Une analyse théorique d'obédience bourdieusienne qui pose la question de la subversion du genre comme ordre social auquel on n’échappe pas.

À bien lire À la recherche du temps perdu, on s’aperçoit qu’un programme d’études gays s’impose pour Brichot qui dit à Charlus que ce dernier pourrait sur ce sujet être le détenteur d’une chaire au Collège de France. À bien la lire, on s’aperçoit aussi que la dite théorie proustienne de l’homosexualité comme inversion ne tient guère par son « incohérence » au regard du baron qui tient un discours différent de celui du narrateur auquel il s’oppose. C’est par cette lecture que s’ouvre la réflexion de Didier Eribon dans Théories de la littérature. Système du genre et verdicts sexuels, qui évoque le genre pour le subvertir, sans toutefois s’illusionner sur la pérennité de son système mais sans renoncer non plus – individuellement et collectivement –  à faire fuir ce système (pour reprendre une image deleuzienne, puisqu’Eribon mentionne aussi bien Gilles Deleuze que Monique Wittig, ayant décidé telle une marronne de fuir le système de l’assignation à une norme de genre).

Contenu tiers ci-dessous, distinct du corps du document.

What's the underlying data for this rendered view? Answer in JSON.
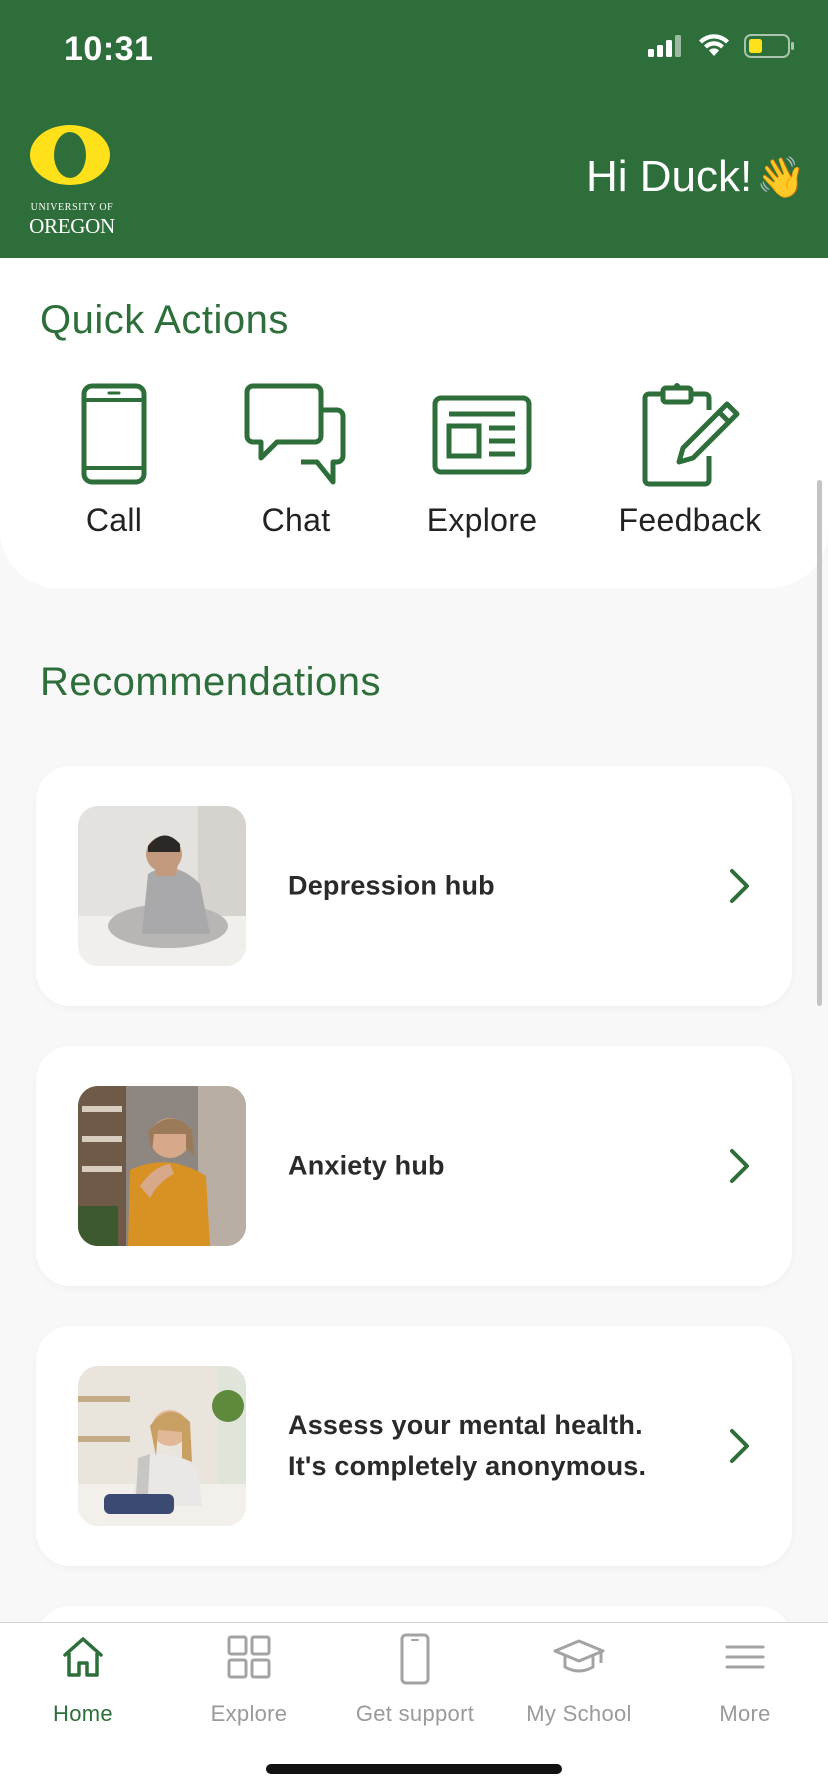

Tout l’enjeu du texte est là : « le champ discursif de la sexualité est le terrain d’une bataille permanente entre, d’un côté, des discours qui se dotent d’un privilège épistémologique et, de l’autre, des paroles qui tentent de résister à ce discours installé dans la légitimité culturelle et renvoyant les autres perceptions à l’illégitimité : l’accès à l’intelligibilité historique et culturelle n’est jamais monolithique, il est le lieu d’un conflit toujours recommencé entre ceux qui se l’arrogent et ceux qui en sont exclus et qui protestent contre cette exclusion et travaillent à la surmonter »   . Résister est en effet le mot d’ordre du livre, où la notion de verdict – « les flux continus de l’interpellation sociale »   – est préférée à celle de norme, parce que plus large. C’est que le monde social nous façonne dès et avant même notre naissance, « brutalement ou insidieusement », par ses verdicts qui tombent aussi bien sur les modes de vie que sur les modes de perception, et que le langage réitère.

La masculinité et la polarité homme-femme qui marquent le riche texte de Proust (objet des cinq premiers chapitres et prétexte à la réflexion surplombant le livre) marquent aussi l’œuvre de Genet (objet du sixième chapitre et du début du septième ou dernier chapitre). Tous deux conservent les catégories qui oppriment : « Jean Genet, reprenant les problèmes là où Proust les a laissés, a porté à son comble cette incohérence conceptuelle fondamentale […] et ce mouvement de construction/déconstruction/reconstruction de la norme qui caractérise » le texte proustien   . Ainsi commence l’étude, la relecture de Notre-Dame-des-Fleurs, du Miracle de la rose et de la Querelle de Brest. Comme les textes proustiens, les textes genétiens sont eux aussi parfois commentés à l’aide de réflexions anglo-saxonnes, par exemple sur la place difficile du « je » dans la littérature lorsqu’elle aborde les questions de sexualité.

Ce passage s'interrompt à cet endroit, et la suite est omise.